3M-SOR showed improvement in December, 3M-SIBOR remained flat
Interest rates were up slightly in December, 3M-SOR was up 12bps MoM to 0.37% while 3M-SIBOR remained flat MoM at 0.44%. 3M-SOR is 6bps higher than its 4Q21 average of 0.31% and has improved by 18bps YoY. 3M-SIBOR is flat against its 3Q21 average of 0.44% and has improved by 3bps YoY (Figure 1).
Hong Kong and Malaysia loans growth show improvement in November
Hong Kong’s domestic loans growth increased to 4.23% YoY but fell marginally by 0.02% MoM in November. It recorded the highest positive loans growth YoY in November since July 2021.
Malaysia’s domestic loans growth saw an increase of 4.30% YoY in November and rose 0.85% MoM in November. The increase YoY in November was the highest recorded since September 2020.
Volatility fell as Singapore enters the Stabilisation Phase
Preliminary SDAV for December fell 25% YoY to $834mn (Figure 6), as the COVID-19 situation stabilised in Singapore and community cases continue to fall. VIX averaged 20.9 in December, up slightly from 18.5 in the previous month.
The top five equity index futures turnover saw an increase of 7.9% YoY in December to 13.95mn contracts (Figure 8) mainly due to the higher trading volumes of its FTSE China A50 Index Futures and MSCI Singapore Index Futures. Notably, the FTSE China A50 Index Futures increased 8.6% MoM to 8.2mn despite the introduction of HKEX’s MSCI China A50 Connect Index futures and the Nikkei 225 Index Futures increased 41.2% MoM to 1.4mn.
For 4Q21, the top five equity index futures turnover saw an increase of 16.2% YoY to a total of 40.3mn contracts (Figure 9). This was mainly due to an increase in trading volumes of its FTSE China A50 Index Futures and MSCI Singapore Index Futures.
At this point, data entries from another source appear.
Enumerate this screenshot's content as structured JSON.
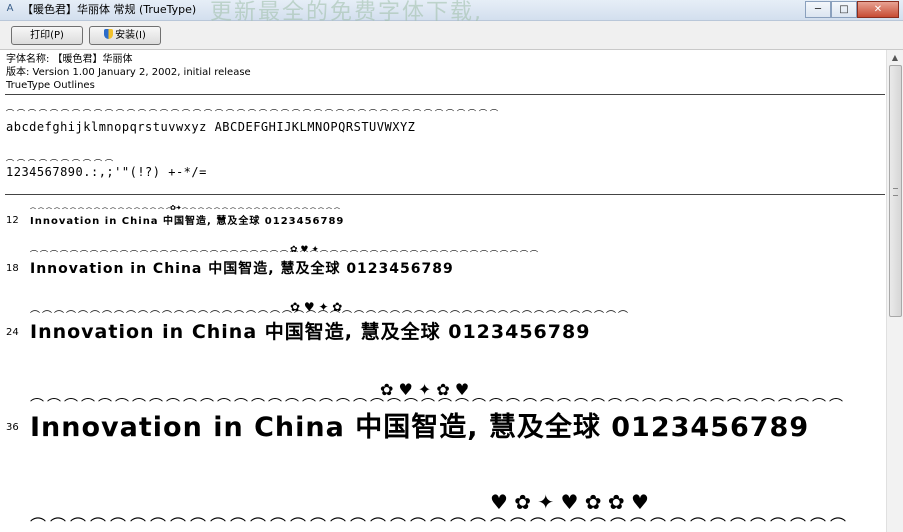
{
  "window": {
    "title": "【暖色君】华丽体 常规 (TrueType)",
    "background_overlay_text": "更新最全的免费字体下载,",
    "app_icon": "font-viewer-icon",
    "controls": {
      "minimize": "─",
      "maximize": "□",
      "close": "✕"
    }
  },
  "toolbar": {
    "print_label": "打印(P)",
    "install_label": "安装(I)",
    "install_icon": "shield-icon"
  },
  "info": {
    "font_name": "字体名称: 【暖色君】华丽体",
    "version": "版本: Version 1.00 January 2, 2002, initial release",
    "outline": "TrueType Outlines"
  },
  "charset": {
    "letters": "abcdefghijklmnopqrstuvwxyz ABCDEFGHIJKLMNOPQRSTUVWXYZ",
    "digits": "1234567890.:,;'\"(!?) +-*/="
  },
  "samples": [
    {
      "size": "12",
      "text": "Innovation in China 中国智造, 慧及全球 0123456789"
    },
    {
      "size": "18",
      "text": "Innovation in China 中国智造, 慧及全球 0123456789"
    },
    {
      "size": "24",
      "text": "Innovation in China 中国智造, 慧及全球 0123456789"
    },
    {
      "size": "36",
      "text": "Innovation in China 中国智造, 慧及全球 0123456789"
    }
  ],
  "colors": {
    "titlebar": "#d3dfee",
    "close_button": "#c74b33",
    "text": "#000000"
  }
}
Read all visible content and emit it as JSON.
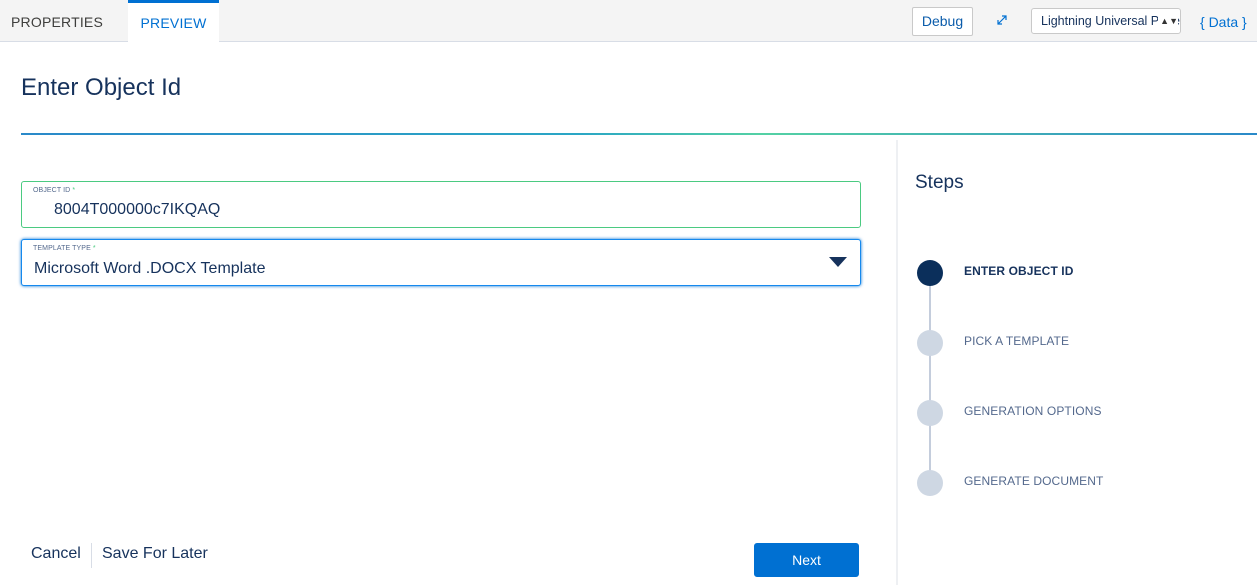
{
  "topbar": {
    "tabs": [
      {
        "label": "PROPERTIES"
      },
      {
        "label": "PREVIEW"
      }
    ],
    "debug_label": "Debug",
    "device_select": "Lightning Universal Page",
    "data_link": "{ Data }"
  },
  "page": {
    "title": "Enter Object Id"
  },
  "form": {
    "object_id": {
      "label": "OBJECT ID",
      "required_mark": "*",
      "value": "8004T000000c7IKQAQ"
    },
    "template_type": {
      "label": "TEMPLATE TYPE",
      "required_mark": "*",
      "value": "Microsoft Word .DOCX Template"
    }
  },
  "footer": {
    "cancel_label": "Cancel",
    "save_later_label": "Save For Later",
    "next_label": "Next"
  },
  "steps": {
    "title": "Steps",
    "items": [
      {
        "label": "ENTER OBJECT ID",
        "active": true
      },
      {
        "label": "PICK A TEMPLATE",
        "active": false
      },
      {
        "label": "GENERATION OPTIONS",
        "active": false
      },
      {
        "label": "GENERATE DOCUMENT",
        "active": false
      }
    ]
  },
  "colors": {
    "accent": "#0070d2",
    "title_text": "#16325c",
    "active_step": "#0b2f5b",
    "inactive_step": "#ced7e3",
    "required": "#4bca81"
  }
}
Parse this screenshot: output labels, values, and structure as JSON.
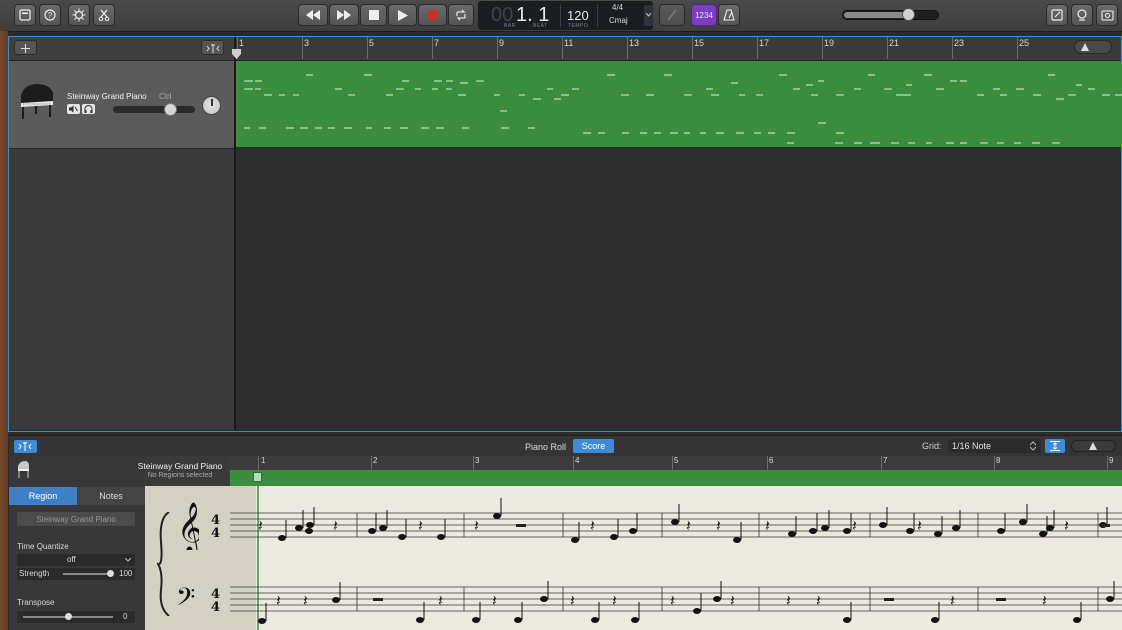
{
  "toolbar": {
    "lcd": {
      "bar_prefix": "00",
      "position": "1. 1",
      "bar_label": "BAR",
      "beat_label": "BEAT",
      "tempo": "120",
      "tempo_label": "TEMPO",
      "time_signature": "4/4",
      "key": "Cmaj"
    },
    "count_in": "1234"
  },
  "ruler": {
    "bars": [
      "1",
      "3",
      "5",
      "7",
      "9",
      "11",
      "13",
      "15",
      "17",
      "19",
      "21",
      "23",
      "25"
    ]
  },
  "track": {
    "name": "Steinway Grand Piano",
    "ctrl_suffix": "Ctrl"
  },
  "editor": {
    "tabs": [
      "Piano Roll",
      "Score"
    ],
    "grid_label": "Grid:",
    "grid_value": "1/16 Note",
    "header_track": "Steinway Grand Piano",
    "header_sub": "No Regions selected",
    "bars": [
      "1",
      "2",
      "3",
      "4",
      "5",
      "6",
      "7",
      "8",
      "9"
    ]
  },
  "inspector": {
    "tabs": [
      "Region",
      "Notes"
    ],
    "region_name": "Steinway Grand Piano",
    "time_quantize_label": "Time Quantize",
    "time_quantize_value": "off",
    "strength_label": "Strength",
    "strength_value": "100",
    "transpose_label": "Transpose",
    "transpose_value": "0"
  },
  "colors": {
    "accent": "#3f8bd8",
    "region_green": "#3b8e3d",
    "record_red": "#c8312b",
    "count_in_purple": "#7a3fbf"
  }
}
Foreign exchange trading on the SGX fell 7% YoY to 2mn contracts in November. China’s economic rebound continued to spur strong institutional demand for risk management of the renminbi (RMB). Reflecting this, SGX’s USD/CNH Futures jumped 6% YoY to 920,559 contracts. Month-end open interest in this contract, the world’s most widely-traded international RMB futures, increased 10% YoY to US$101.3bn.
Maintain OVERWEIGHT. We remain positive on banks. Banks traded above 1.4x P/B over the last five years and are currently close to or below our P/B targets. Our price targets are supported by improving ROEs as allowances reverse in FY21e. With total allowance coverage being over 30% above the MAS’ regulatory limit, we believe there is further room for GP reversions in 2021. This would boost earnings.
We also believe Singapore banks could pay special dividends when the macroeconomic outlook stabilises. Capital ratios of 13.5–17.1% are higher than the banks’ optimal operating range of 12.5–13.5%. This is supportive of more aggressive capital optimisation. We believe the banks will also look for M&A opportunities with their excess capital.